Mbeki and his team, ambivalent about China’s growing influence in Africa but impressed by Beijing’s ability to direct growth and offset Western power, enthused about the “Beijing consensus” — British journalist Will Hutton’s term for the state-led development approach seen as replacing the liberal Washington consensus.

To talk to senior government officials about their “developmental state” approach after 2004 was to hear them enthuse about China, not Japan or Germany, whose Rhineland model offers different lessons in worker/capital/government cooperation.

They had travelled on ANC or government delegations to China and marvelled — it is impossible not to — at the scale on which its leaders get things done, particularly the civil works that have been the special genius of the Chinese for more than 5000 years. ANC officials are now attending “political schools” in Beijing to imbibe more of this elixir.

But there are huge differences between the Chinese experience and ours, not least on the question of democracy. The Chinese state preserves the social “harmony”, which it views as crucial to development, by tightly controlling dissent.

The All-China Federation of Trade Unions, for example, is effectively an arm of the state. It is now under some pressure to become less pliant to ensure legitimacy, particularly with increasingly assertive workers in the coastal manufacturing belt, but it is not about to attack Wen publicly or call state workers out on strike.

Communist party leaders know that safety valves for discontent over high healthcare costs, or land seizures by politically connected developers, are needed, but that does not mean sanctioning an independent civil society sector.

A further point that South African policymakers miss — China’s long economic boom has been fuelled by the opening up of its markets. The state has tried to set the pace and control the spread of development, moving from the private sector-powered east coast manufacturing nodes to the infrastructure-based drive to open up the rural hinterland under the slogan “develop the West”. But the boom has been driven by the unleashing of massive economic potential — not state direction.

Of greater relevance is Zuma’s previous Asian host, India, whose turbulent democracy is a dramatically upscaled version of our own and which has also reaped massive economic growth through greater openness.

There the Congress Party, which has much deeper historical associations with the ANC, must sell its reforms to fractious coalition partners, state governments, business and popular movements. It must deal with independent courts, a vibrant press and millions of literate voters.
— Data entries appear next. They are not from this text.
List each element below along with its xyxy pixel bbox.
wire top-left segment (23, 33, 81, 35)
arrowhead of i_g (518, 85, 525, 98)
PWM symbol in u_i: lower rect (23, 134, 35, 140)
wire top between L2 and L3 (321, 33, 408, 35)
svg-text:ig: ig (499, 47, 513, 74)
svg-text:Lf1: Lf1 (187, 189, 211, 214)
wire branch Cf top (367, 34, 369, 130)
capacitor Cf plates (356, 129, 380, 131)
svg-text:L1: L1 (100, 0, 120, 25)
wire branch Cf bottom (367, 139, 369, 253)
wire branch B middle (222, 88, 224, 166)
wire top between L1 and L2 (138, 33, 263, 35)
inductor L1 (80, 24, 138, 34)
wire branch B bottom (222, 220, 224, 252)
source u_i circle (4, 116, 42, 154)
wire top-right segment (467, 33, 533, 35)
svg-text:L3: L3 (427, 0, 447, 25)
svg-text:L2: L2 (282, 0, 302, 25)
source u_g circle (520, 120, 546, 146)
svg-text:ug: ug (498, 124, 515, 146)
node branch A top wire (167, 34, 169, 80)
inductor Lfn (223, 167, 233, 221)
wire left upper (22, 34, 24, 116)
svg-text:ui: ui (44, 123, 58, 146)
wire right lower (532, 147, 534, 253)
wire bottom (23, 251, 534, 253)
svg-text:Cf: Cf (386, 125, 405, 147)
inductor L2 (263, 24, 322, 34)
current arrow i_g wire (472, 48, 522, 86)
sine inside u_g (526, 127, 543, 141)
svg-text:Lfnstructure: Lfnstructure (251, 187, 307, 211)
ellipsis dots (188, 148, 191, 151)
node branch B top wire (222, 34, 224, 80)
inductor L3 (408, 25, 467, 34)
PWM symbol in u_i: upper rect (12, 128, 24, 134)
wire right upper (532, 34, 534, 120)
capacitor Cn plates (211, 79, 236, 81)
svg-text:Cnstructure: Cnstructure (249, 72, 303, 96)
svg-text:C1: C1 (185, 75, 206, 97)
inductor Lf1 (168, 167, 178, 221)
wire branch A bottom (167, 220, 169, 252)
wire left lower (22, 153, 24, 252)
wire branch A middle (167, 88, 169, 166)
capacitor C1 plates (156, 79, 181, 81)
The real business of Zuma’s trip, of course, is business, specifically the channelling of some of China’s massive savings surplus to South Africa, and this is where the government’s approach is now clearer.

Getting on equal terms in trade is a lost cause. Even if the books are balanced, our export of raw materials and import of manufactured goods puts us at the losing end of the value equation. That is why all talk of a free-trade deal has been dropped.

Salve for this wound comes in the form of Chinese investment, particularly in industrial capacity and infrastructure. And we will repay it with support for the geopolitical rebalancing under way at major multilateral institutions, not least the United Nations, the World Trade Organisation and the International Monetary Fund.

South Africa cannot punch with China by any objective measure but its influence in these bodies is still valuable. It is simply canny diplomacy to expect something in return.

But we don’t need to fawn over China’s economic and political model to benefit from its successes. When Zuma gets home it will be time to stop dreaming of bullet trains and un­contested five-year plans and work on the messy business of democratic governance.